Pienso en ambos novelistas mientras veo que mi tapón del fertilizante tiene una escarcha blanca en los bordes, espuma química deshidratada, manchas como legañas que caen fácilmente cuando paso el índice medio curiosa, medio abstraída. No sé quién se está fijando en estas cosas. Otra vez manda Colometa. Natalia. Rodoreda. Yo misma. No dejo de hacer inventario de las cosas ínfimas que me hablan, me protegen, me dicen hay sentido, descubro huellas del tiempo en cada rincón de la casa, se las puede repasar con el dedo para crear un puente, largo y estrecho aunque sea, que te lleve adelante, siempre adelante. I vivíem (y vivíamos).

Colometa está emparentada con el albatros de Beaudelaire, torpe cuando está en tierra por culpa de sus alas enormes, y esas alas en ella son ojos, no ojos de mico sino de lupa de aumento, ojos que lo mastican todo despacio para hacer equilibrios, hacer sentido. Y esa balanza que ella acaricia a mitad de la escalera es el ritual que esconde cada gesto, cada palabra no dicha: el equilibrio imposible, nunca quieto, que se añora y se sueña con los ojos abiertos. Manchas de luz que viajan por las horas de la casa y crean desequilibrios, aceras de barrio húmedas de lluvia que se nivelan con las que aún están secas.

Como un niño que pisa las raya blancas de un paso de cebra, en un juego obsesivo o autista, Colometa avanza en un doble fondo que sólo ella ve y donde todo debe nivelarse, por eso la balanza y su relieve en la escalera. Sólo ella puebla ese mundo suyo de criaturas en duplicado, de bocas parlantes, versiones abarcables de los seres que la rodean y mezclan sus voces alrededor: si no puede entenderlos los inventa para sí, les hace hablar como si boquearan en un acuario. Y la señora Enriqueta dice, pero Quimet dice, pero l’adroger dice.

Silvia Munt como Colometa en la adaptación de La plaça del Diamant (Francesc Betriú, 1982).

Y Colometa nunca dice. Es una criatura a medio hacer, que piensa más de lo que sale por su boca.

En esa pasividad engañosa, la protagonista calla y absorbe sonidos, opiniones, el ruido incesante del palomar, los viajes nerviosos o lentos de todos los pájaros y personas que la rodean. Todos son extraños e ignoran que ella es la cronista muda de la trastienda del mundo. Muda hasta que llega el grito. Ese grito. El que rompe barrotes de cama o espanta las palomas de una plaza.

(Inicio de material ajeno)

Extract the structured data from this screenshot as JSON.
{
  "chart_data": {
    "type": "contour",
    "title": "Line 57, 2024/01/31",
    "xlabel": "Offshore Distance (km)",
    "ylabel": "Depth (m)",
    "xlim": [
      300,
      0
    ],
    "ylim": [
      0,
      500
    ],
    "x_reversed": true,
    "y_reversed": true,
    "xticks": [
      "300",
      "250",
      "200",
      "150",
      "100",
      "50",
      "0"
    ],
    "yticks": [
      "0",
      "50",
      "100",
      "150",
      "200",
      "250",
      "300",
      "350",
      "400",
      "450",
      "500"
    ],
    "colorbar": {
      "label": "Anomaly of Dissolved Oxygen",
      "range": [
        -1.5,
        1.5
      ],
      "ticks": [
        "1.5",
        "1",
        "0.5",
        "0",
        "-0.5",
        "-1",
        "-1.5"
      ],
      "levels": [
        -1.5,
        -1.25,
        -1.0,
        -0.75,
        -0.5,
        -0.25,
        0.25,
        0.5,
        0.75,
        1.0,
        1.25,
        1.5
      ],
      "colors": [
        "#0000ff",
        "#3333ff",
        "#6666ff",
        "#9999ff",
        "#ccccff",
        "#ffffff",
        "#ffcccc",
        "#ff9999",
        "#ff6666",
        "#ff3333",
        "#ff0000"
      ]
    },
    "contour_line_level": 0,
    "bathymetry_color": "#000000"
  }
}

Novela gigante de lo pequeño, como una catedral hecha con palillos, sólo una mujer podría levantar un universo así a partir de las cosas que se quedan en la orilla: el relieve de unas flores de ganchillo, una cama de madera quebrada en un parto, el tacto sedoso de las legumbres en un saco, el filo dentado de un cuchillo, un embudo olvidado encima del mueble de cocina. Cosas que se barren de la Historia con mayúsculas, que sólo conocemos nosotras, la estirpe infinita de las Penélopes, las que cosen y descosen bajo el resplandor de una lámpara color maduixa. Objetos domésticos, naderías, elementos que no están hechos para la trascendencia ni para lo heroico y sin embargo ella convierte en columnas de panteón, piedra caliza capaz de viajar por los siglos.

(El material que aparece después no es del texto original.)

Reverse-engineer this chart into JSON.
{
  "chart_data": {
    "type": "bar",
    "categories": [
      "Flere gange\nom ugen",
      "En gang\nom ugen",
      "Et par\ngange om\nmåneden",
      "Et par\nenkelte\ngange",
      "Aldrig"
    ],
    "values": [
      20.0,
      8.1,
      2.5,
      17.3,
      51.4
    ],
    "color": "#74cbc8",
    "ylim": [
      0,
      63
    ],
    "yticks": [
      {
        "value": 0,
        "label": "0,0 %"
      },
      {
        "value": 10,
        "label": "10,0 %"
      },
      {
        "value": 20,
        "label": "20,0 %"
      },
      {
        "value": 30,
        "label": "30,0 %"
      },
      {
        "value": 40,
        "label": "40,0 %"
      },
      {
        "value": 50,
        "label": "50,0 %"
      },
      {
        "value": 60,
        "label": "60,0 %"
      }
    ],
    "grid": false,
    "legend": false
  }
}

Treinta años después de la guerra y de sus heridas, Rodoreda se dejaría llevar por el recuerdo de una plaza a donde su padre la había acompañado un día de verbena y no la había dejado bailar. Una frustración, una estampa en la memoria, porque siempre se nos imprime más la falta que el deseo satisfecho. Ese baile no bailado echaría a andar su deseo, su damita vestida de blanco, con aquellas enaguas serrándole la cintura hasta colapsar (la herida en el cuerpo, el cuchillo, el tronco que atraviesa a la protagonista de Mirall trencat, otra de sus célebres novelas).

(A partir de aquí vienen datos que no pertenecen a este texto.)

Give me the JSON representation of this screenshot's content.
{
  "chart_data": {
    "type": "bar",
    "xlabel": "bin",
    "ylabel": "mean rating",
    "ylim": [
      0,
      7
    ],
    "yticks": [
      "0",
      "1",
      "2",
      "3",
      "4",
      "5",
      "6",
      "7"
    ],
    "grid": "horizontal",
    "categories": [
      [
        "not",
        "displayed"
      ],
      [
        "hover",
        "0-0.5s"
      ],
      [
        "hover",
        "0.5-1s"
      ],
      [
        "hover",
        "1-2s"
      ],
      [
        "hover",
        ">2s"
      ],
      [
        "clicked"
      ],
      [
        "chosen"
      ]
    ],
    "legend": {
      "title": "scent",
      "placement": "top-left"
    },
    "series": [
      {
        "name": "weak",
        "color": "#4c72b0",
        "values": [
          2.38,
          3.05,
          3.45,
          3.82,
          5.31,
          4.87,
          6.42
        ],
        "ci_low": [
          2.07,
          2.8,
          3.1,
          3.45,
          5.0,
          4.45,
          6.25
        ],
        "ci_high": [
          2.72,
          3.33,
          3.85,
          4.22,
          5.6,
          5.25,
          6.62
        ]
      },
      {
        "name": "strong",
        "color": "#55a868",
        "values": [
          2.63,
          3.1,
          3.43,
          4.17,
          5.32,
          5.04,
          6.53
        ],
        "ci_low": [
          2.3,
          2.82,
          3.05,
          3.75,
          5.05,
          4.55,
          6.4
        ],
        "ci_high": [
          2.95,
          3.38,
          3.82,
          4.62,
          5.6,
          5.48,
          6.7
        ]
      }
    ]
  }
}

Envidio la escritura en trance de la novelista madura y exiliada y se me antoja un diálogo con la niña arropada y blanqueada que ella fue, con ese yo todavía completo, no mutilado, antes de que los dedos de la guerra, que son los dedos de los hombres, sacudieran su cáscara e intentaran matar su yema. Un hilo que ella restaurará desde Ginebra en el 1960, décadas después. Lewis Carroll, otro escritor que promovió el embeleso como forma de vida, puso las siguientes palabras en boca de Alice in Wonderland, su más célebre protagonista: Si no sabes dónde vas, cualquier camino te llevará allí.